Nella Repubblica Platone (428/7-347 a.C.) delinea un preciso rapporto di corrispondenza parallela e speculare tra la composizione psicologica dell’individuo e l’organizzazione politica della città-stato1. In effetti, egli individua e articola tra il singolo e l’intero una relazione reciproca: «non c’è individuo giusto se non in una società giusta»2 e «non c’è società giusta se non lo sono insieme i suoi singoli membri»3.
Possiamo anche oggi affermare che esiste una relazione reciproca tra la persona e la sua società? Se sì, come la formuliamo e la tracciamo? E successivamente, quali considerazioni possiamo avanzare? 

Ecco proposta qui una breve riflessione che sceglie come elemento di congiunzione nella relazione reciproca non la giustizia ma lo sviluppo, quest’ultimo inteso nel senso più esteso e immaginabile.

Teoricamente se la persona cresce e migliora, anche l’intera società evolve, e a sua volta se la società registra condizioni sociali, politiche ed economiche favorevoli, anche la singola persona verosimilmente ne trae beneficio. In tal senso possiamo affermare che lo sviluppo della persona è anche lo sviluppo della società e viceversa. In termini grafici la società potrebbe assomigliare a un grande cerchio che si estende man mano che tutti i cerchi più piccoli al suo interno – le persone – crescono. Tale espansione e sviluppo sociale avrebbe poi un effetto di incremento positivo sulla qualità di vita delle persone.

Ma che cosa determina lo sviluppo?

La risposta potrebbe essere proprio ciò a cui lo stesso Platone attribuisce grande importanza e rilevanza nella costruzione del suo progetto politico: il sapere4. Ma se nel caso di Platone il sapere è definito come «un complesso sistema di conoscenze etico-scientifiche»5, qual è il sapere funzionale al nostro sviluppo? Si tratta di un sapere unicamente di tipo tecnico-scientifico?

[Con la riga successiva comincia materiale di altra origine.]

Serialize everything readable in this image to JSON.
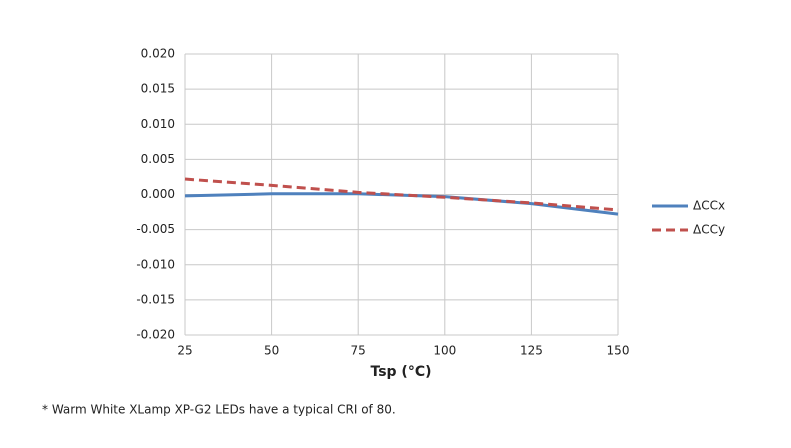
{
  "chart_data": {
    "type": "line",
    "x_label": "Tsp (°C)",
    "footnote": "* Warm White XLamp XP-G2 LEDs have a typical CRI of 80.",
    "x": [
      25,
      50,
      75,
      100,
      125,
      150
    ],
    "series": [
      {
        "name": "ΔCCx",
        "color": "#4f81bd",
        "line_style": "solid",
        "values": [
          -0.0002,
          0.0001,
          0.0001,
          -0.0003,
          -0.0013,
          -0.0028
        ]
      },
      {
        "name": "ΔCCy",
        "color": "#c0504d",
        "line_style": "dashed",
        "values": [
          0.0022,
          0.0013,
          0.0003,
          -0.0004,
          -0.0012,
          -0.0022
        ]
      }
    ],
    "xlim": [
      25,
      150
    ],
    "xticks": [
      25,
      50,
      75,
      100,
      125,
      150
    ],
    "ylim": [
      -0.02,
      0.02
    ],
    "yticks": [
      {
        "value": -0.02,
        "label": "-0.020"
      },
      {
        "value": -0.015,
        "label": "-0.015"
      },
      {
        "value": -0.01,
        "label": "-0.010"
      },
      {
        "value": -0.005,
        "label": "-0.005"
      },
      {
        "value": 0,
        "label": "0.000"
      },
      {
        "value": 0.005,
        "label": "0.005"
      },
      {
        "value": 0.01,
        "label": "0.010"
      },
      {
        "value": 0.015,
        "label": "0.015"
      },
      {
        "value": 0.02,
        "label": "0.020"
      }
    ],
    "grid": true,
    "legend": "right"
  }
}
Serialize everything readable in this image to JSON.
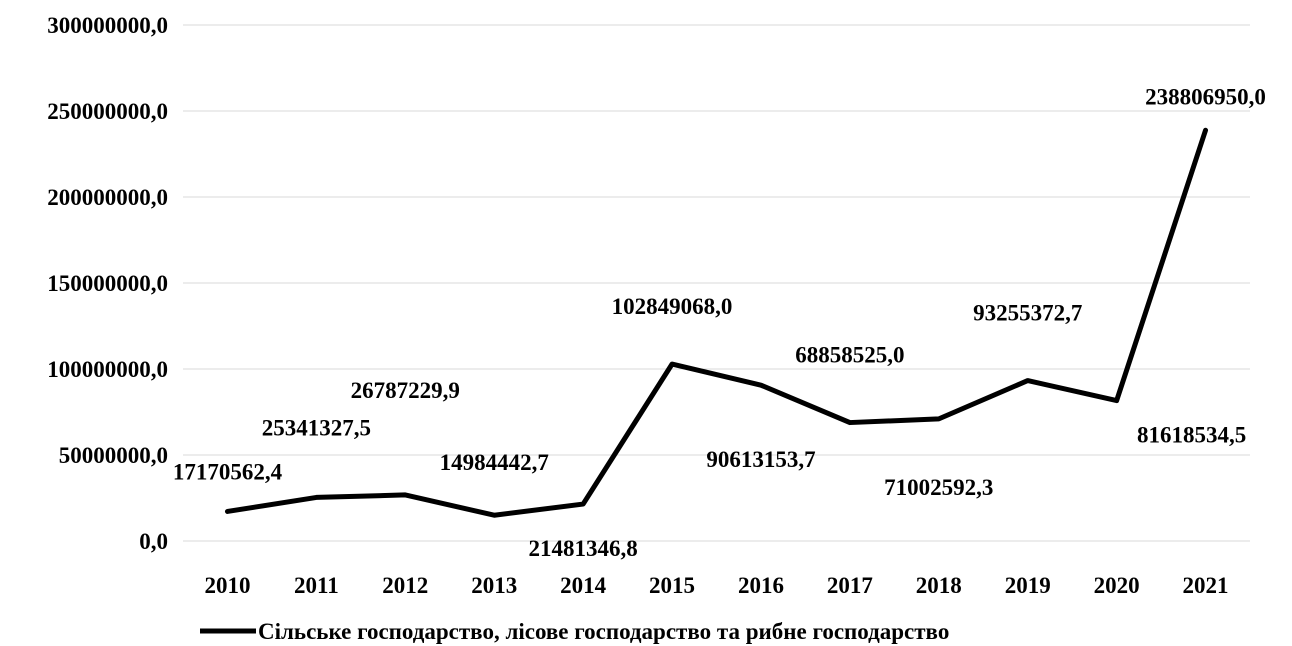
{
  "chart_data": {
    "type": "line",
    "title": "",
    "xlabel": "",
    "ylabel": "",
    "ylim": [
      0,
      300000000
    ],
    "yticks": [
      {
        "value": 0,
        "label": "0,0"
      },
      {
        "value": 50000000,
        "label": "50000000,0"
      },
      {
        "value": 100000000,
        "label": "100000000,0"
      },
      {
        "value": 150000000,
        "label": "150000000,0"
      },
      {
        "value": 200000000,
        "label": "200000000,0"
      },
      {
        "value": 250000000,
        "label": "250000000,0"
      },
      {
        "value": 300000000,
        "label": "300000000,0"
      }
    ],
    "categories": [
      "2010",
      "2011",
      "2012",
      "2013",
      "2014",
      "2015",
      "2016",
      "2017",
      "2018",
      "2019",
      "2020",
      "2021"
    ],
    "grid": true,
    "legend_position": "bottom",
    "colors": {
      "line": "#000000",
      "grid": "#d9d9d9"
    },
    "series": [
      {
        "name": "Сільське господарство, лісове господарство та рибне господарство",
        "values": [
          17170562.4,
          25341327.5,
          26787229.9,
          14984442.7,
          21481346.8,
          102849068.0,
          90613153.7,
          68858525.0,
          71002592.3,
          93255372.7,
          81618534.5,
          238806950.0
        ],
        "labels": [
          "17170562,4",
          "25341327,5",
          "26787229,9",
          "14984442,7",
          "21481346,8",
          "102849068,0",
          "90613153,7",
          "68858525,0",
          "71002592,3",
          "93255372,7",
          "81618534,5",
          "238806950,0"
        ]
      }
    ]
  }
}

Ora, se è vero che il «processo di innovazione tecnologica […] è da sempre il maggiore catalizzatore di ricchezza e benessere»6, è altrettanto vero che «tutte le innovazioni tecnologiche contengono dei valori, rinvenibili nell’idea iniziale e nel processo di sviluppo e diffusione»7. I valori costituiscono quindi il contrassegno originario e il riferimento creativo delle tecnologie sin dalla loro primissima ideazione. Ciò sembra sottilmente suggerire la possibilità di attribuire alla dimensione etica, quale insieme globale dei valori non esclusivamente una funzione limitante, di controllo e di censura ma una funzione generante, di decollo e di fioritura.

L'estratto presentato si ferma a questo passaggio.